In 2023, Terence Tao made a specific prediction: “I expect, say, 2026-level AI, when used properly, will be a trustworthy co-author in mathematical research.” It wasn’t vague futurism. He had been experimenting with GPT-4, running it through actual problems, watching it fail characteristically. By September 2024, his calibrated assessment was “a mediocre graduate student” — bounded but not dismissive, which is roughly the right thing to say about a tool that can be genuinely useful if you know its limits.

This month, he revised upward again.

On March 23, Tao posted “Local Bernstein theory, and lower bounds for Lebesgue constants” to arXiv — a classical analysis paper working through problems of Erdős on Lagrange interpolation. In the accompanying blog post, he describes reaching a specific bottleneck: a toy inequality involving trigonometric polynomials that he suspected was true (sinusoids as extremizers) but couldn’t prove. He fed the problem to Google’s AlphaEvolve, which confirmed the inequality numerically but produced no rigorous argument. Then he gave it to ChatGPT Pro.

ChatGPT Pro “recognized it as an L¹ approximation problem and gave me a duality-based proof (based ultimately on the Fourier expansion of the square wave),” Tao writes. Elsewhere in the paper, a separate AI contribution: ChatGPT supplied an argument using the Nevanlinna two-constant theorem — a complex analytic result Tao says he “was not previously aware of.” AlphaEvolve, meanwhile, numerically confirmed the key conjectures but produced no proof; Tao describes its role as confirming “that the approach I had in mind was numerically plausible.”

The picture that emerges is precise: the model recognized well-scoped sub-problems inside its training distribution, retrieved relevant classical techniques, and produced verifiable arguments. The mathematician then assembled the pieces — decomposing the problem correctly, extending results to functions of global exponential type via contour-shifting, building the complete paper around those contributions. Tao describes this workflow now as “almost mundane,” which is perhaps the most striking word in the post.


Three days after the Bernstein paper, Tao published a 27-page philosophical essay co-written with Tanya Klowden, solicited for the Blackwell Companion to the Philosophy of Mathematics. He notes it took over a year to write, partly because the field changed fast enough to make earlier drafts obsolete — which is itself a kind of evidence about the pace of the thing he’s writing about.
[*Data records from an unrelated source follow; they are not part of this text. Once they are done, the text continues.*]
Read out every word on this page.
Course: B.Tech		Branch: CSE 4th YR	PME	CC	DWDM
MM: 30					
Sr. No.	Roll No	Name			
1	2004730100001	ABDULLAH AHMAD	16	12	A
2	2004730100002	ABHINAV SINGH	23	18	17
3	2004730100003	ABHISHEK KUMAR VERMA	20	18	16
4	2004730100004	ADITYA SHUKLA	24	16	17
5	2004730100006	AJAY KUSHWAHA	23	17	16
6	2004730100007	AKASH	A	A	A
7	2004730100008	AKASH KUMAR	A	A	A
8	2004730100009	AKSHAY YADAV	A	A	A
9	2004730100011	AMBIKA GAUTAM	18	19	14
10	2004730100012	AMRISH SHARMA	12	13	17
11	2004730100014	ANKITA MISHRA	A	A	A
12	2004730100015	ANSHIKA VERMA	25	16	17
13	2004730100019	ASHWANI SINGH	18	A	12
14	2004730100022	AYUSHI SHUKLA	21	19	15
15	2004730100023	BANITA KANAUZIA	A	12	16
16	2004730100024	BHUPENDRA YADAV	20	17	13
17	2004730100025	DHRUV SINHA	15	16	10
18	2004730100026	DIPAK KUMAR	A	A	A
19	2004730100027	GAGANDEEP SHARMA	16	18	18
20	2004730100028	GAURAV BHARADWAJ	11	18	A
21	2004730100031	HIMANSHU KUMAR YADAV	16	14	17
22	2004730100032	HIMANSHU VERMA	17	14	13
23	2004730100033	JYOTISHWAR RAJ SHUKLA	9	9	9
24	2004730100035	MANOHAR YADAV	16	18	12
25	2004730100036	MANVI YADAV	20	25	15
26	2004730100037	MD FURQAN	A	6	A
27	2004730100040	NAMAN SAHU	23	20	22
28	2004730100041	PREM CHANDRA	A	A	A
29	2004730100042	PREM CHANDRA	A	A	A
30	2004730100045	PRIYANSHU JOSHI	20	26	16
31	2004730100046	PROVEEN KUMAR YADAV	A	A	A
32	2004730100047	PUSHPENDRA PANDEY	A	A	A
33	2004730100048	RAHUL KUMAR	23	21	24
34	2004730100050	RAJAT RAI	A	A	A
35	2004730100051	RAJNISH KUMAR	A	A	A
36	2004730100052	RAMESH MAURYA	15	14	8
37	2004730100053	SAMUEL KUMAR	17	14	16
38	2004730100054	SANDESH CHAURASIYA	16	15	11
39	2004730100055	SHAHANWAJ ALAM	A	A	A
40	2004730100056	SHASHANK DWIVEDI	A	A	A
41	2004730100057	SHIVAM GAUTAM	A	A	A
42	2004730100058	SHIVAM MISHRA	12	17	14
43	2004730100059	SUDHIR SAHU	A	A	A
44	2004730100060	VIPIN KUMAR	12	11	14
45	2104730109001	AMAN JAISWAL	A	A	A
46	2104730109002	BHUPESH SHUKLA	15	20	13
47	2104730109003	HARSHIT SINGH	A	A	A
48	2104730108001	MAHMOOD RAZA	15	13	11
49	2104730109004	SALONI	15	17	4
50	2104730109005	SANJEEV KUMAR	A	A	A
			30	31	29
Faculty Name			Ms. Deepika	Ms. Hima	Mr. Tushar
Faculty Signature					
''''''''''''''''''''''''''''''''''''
The argument is deliberately conservative. AI, the essay says, is a natural extension of humanity’s tool-building tradition — not a rupture, not an alien intelligence. It belongs to the same lineage as calculators, libraries, and search engines: tools that organize and disseminate ideas, that externalize cognitive work, that reduce the cost of exploring a problem space. The philosophical questions the essay raises — is an AI doing mathematics, or retrieving it? does a proof found by a tool you don’t understand transfer mathematical understanding to you? — are treated as genuinely open rather than pre-answered.

What’s striking is how the essay and the proof story read in sequence. One makes a philosophical argument; the other demonstrates it concretely. Tao’s framing of AI as “saves more time than it wastes” is an engineer’s framing. Marginal cost of exploration is lower; you can try more things. The Bernstein case fits: he fed a stuck sub-problem to a system that had seen a lot of real analysis, got a usable output, moved on. Understanding was never at risk because the bottleneck was retrieval, not comprehension.

That’s the honest scope of the claim. The cases that would constitute a genuine qualitative shift — AI contributing novel insight to a problem that resists standard technique application entirely — have not appeared in peer-reviewed work. What has appeared is a world-class mathematician using a large language model as a capable research assistant on well-defined sub-problems, getting value, and writing up a careful account of when it helped and when it didn’t.

The 2023 prediction was “trustworthy co-author.” The March 2026 evidence says “trustworthy for well-scoped retrieval tasks with immediately verifiable outputs.” Whether that’s the same thing depends on what you thought co-authorship meant. Tao seems to think it’s close enough to be worth updating his estimate. That’s worth noticing, as long as you also notice the precision of the update.